Enfin, le ministre Vandal réunit chaque année tous les partenaires dans le cadre d’un forum national qui permet aux dirigeants de tout l’Arctique et aux parties prenantes au Cadre stratégique pour l’Arctique et le Nord d’exprimer leurs points de vue et leurs priorités. C’est aussi l’occasion pour les autres partenaires de se faire une idée de ce qui se passe ailleurs au pays et de mieux connaître les perspectives, les priorités et les ambitions de chacun.

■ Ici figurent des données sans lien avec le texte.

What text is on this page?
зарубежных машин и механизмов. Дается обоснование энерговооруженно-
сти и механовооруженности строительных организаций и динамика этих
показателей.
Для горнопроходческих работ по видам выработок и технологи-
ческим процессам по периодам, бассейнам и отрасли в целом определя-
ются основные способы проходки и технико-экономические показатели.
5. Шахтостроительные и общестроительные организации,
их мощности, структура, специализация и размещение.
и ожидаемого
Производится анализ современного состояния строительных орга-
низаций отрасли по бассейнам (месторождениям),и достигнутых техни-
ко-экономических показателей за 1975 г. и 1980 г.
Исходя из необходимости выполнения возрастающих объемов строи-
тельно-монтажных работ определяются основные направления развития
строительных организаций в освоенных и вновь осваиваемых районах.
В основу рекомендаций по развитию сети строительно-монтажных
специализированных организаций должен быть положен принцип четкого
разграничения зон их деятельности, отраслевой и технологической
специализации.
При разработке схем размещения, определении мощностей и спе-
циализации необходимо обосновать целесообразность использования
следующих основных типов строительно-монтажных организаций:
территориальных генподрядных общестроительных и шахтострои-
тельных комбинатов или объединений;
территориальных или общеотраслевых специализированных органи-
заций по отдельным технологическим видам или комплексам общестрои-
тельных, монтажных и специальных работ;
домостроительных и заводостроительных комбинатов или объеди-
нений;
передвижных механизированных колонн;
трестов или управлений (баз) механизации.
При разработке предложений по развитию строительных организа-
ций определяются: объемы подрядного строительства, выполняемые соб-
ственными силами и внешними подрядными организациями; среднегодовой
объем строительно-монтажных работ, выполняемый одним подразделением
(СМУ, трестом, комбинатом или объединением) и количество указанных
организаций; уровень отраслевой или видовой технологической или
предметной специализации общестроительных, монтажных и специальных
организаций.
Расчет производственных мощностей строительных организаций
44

Le sénateur Boehm : Puis-je vous poser une brève question? La pandémie nous a bien sûr appris qu’il est possible de tenir des consultations et des rencontres en mode virtuel. C’est une solution tout à fait logique en l’absence de moyens de transport permettant de réunir tout le monde au même endroit, que ce soit à Iqaluit ou ailleurs. Il y a cependant une difficulté avec laquelle vous devez composer dans le Nord, à savoir l’accessibilité aux services à large bande. Est-ce que ce problème est en train de se régler? Il est possible que j’aie posé la même question au Comité des finances nationales.

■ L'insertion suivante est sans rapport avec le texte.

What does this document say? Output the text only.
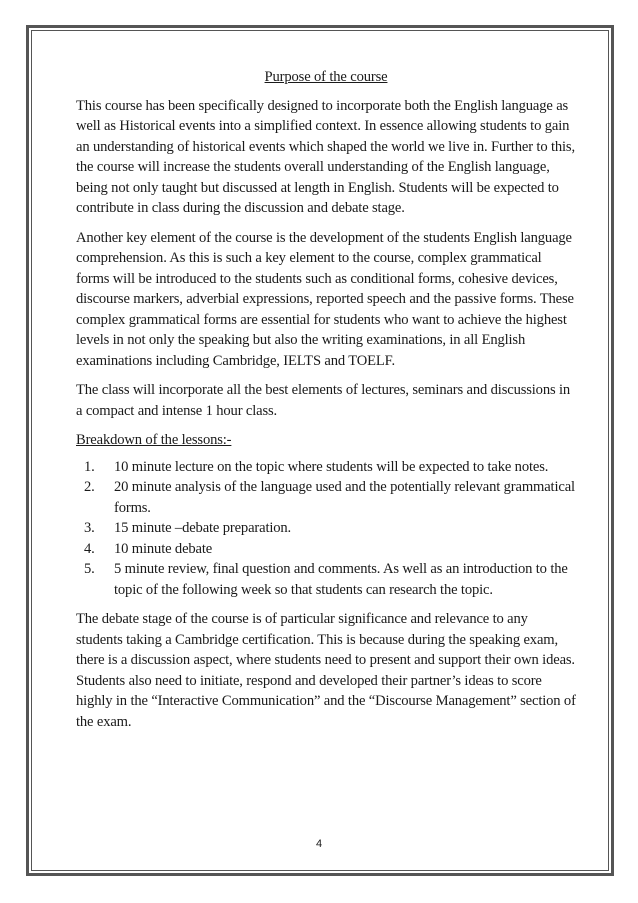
Purpose of the course

This course has been specifically designed to incorporate both the English language as well as Historical events into a simplified context. In essence allowing students to gain an understanding of historical events which shaped the world we live in. Further to this, the course will increase the students overall understanding of the English language, being not only taught but discussed at length in English. Students will be expected to contribute in class during the discussion and debate stage.

Another key element of the course is the development of the students English language comprehension. As this is such a key element to the course, complex grammatical forms will be introduced to the students such as conditional forms, cohesive devices, discourse markers, adverbial expressions, reported speech and the passive forms. These complex grammatical forms are essential for students who want to achieve the highest levels in not only the speaking but also the writing examinations, in all English examinations including Cambridge, IELTS and TOELF.

The class will incorporate all the best elements of lectures, seminars and discussions in a compact and intense 1 hour class.

Breakdown of the lessons:-
1. 10 minute lecture on the topic where students will be expected to take notes.
2. 20 minute analysis of the language used and the potentially relevant grammatical forms.
3. 15 minute –debate preparation.
4. 10 minute debate
5. 5 minute review, final question and comments. As well as an introduction to the topic of the following week so that students can research the topic.

The debate stage of the course is of particular significance and relevance to any students taking a Cambridge certification. This is because during the speaking exam, there is a discussion aspect, where students need to present and support their own ideas. Students also need to initiate, respond and developed their partner’s ideas to score highly in the “Interactive Communication” and the “Discourse Management” section of the exam.

4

M. Walsh : C’est vraiment un problème de taille. Nous avons effectivement pu constater pendant la pandémie qu’il nous était possible de nous réunir et de maintenir les liens établis. Il va cependant de soi que rien n’égale une rencontre en personne. Pour ce qui est des services à large bande, les problèmes se font surtout sentir en matière de téléapprentissage, de poursuite des études, de télésanté et de développement économique. C’est dans ces domaines que les véritables pressions s’exercent et que nos partenaires nous demandent d’investir.
[Français]
Le sénateur Gignac : Bienvenue, madame la sous-ministre. Bienvenue à vos collègues également. En tant qu’ex-ministre responsable du Plan Nord, au Québec, j’ai un intérêt particulier pour ce que vous faites au gouvernement fédéral. Comme mes collègues, j’ai eu le privilège de me rendre dans le Nord canadien l’automne dernier. Nous avons visité différents endroits, dont Cambridge Bay et Iqaluit.

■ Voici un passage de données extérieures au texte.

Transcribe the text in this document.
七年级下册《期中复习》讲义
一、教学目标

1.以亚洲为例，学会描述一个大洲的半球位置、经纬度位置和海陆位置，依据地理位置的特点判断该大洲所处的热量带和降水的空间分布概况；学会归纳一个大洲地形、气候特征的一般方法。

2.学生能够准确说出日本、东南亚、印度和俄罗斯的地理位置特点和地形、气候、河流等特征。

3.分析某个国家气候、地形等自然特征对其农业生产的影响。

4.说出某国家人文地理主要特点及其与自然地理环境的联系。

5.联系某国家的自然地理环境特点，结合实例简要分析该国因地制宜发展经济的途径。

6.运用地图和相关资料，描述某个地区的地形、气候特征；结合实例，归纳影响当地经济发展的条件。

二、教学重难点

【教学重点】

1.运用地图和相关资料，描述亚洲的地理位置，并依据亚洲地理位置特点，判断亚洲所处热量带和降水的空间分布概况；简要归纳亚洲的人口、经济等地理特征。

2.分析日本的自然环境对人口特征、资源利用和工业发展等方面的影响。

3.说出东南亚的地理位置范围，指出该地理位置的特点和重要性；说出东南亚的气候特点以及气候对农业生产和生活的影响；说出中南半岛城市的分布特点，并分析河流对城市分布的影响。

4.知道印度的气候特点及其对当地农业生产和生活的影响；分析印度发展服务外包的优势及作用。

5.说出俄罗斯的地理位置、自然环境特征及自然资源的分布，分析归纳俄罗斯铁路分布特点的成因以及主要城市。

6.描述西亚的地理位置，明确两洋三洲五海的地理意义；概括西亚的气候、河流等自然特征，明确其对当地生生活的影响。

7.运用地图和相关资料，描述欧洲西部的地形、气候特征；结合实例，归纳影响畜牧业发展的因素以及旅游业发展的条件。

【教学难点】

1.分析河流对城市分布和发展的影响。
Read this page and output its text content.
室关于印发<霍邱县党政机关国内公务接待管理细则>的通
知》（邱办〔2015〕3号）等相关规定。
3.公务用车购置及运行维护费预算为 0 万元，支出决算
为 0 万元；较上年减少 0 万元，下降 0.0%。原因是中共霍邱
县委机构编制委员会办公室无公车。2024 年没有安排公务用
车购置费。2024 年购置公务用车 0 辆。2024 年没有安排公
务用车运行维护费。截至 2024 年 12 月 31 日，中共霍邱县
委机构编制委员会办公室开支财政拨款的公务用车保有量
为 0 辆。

Une chose en particulier m’a frappé, et il fallait bien un tel voyage pour le réaliser : à Ottawa, nous tenons l’accès à Internet et les communications pour acquis, présumant que le standard est le même partout au Canada. Or, c’est loin d’être le cas. À Iqaluit, nous avions une réunion de prévue avec la GRC, et il y avait des problèmes de communication. À Cambridge Bay, une personne m’expliquait qu’il fallait parfois trois heures pour transférer des documents, faute d’Internet haute vitesse. La situation est différente au Danemark. La densité de la population est forte et on a la fibre optique, donc le problème ne se pose pas.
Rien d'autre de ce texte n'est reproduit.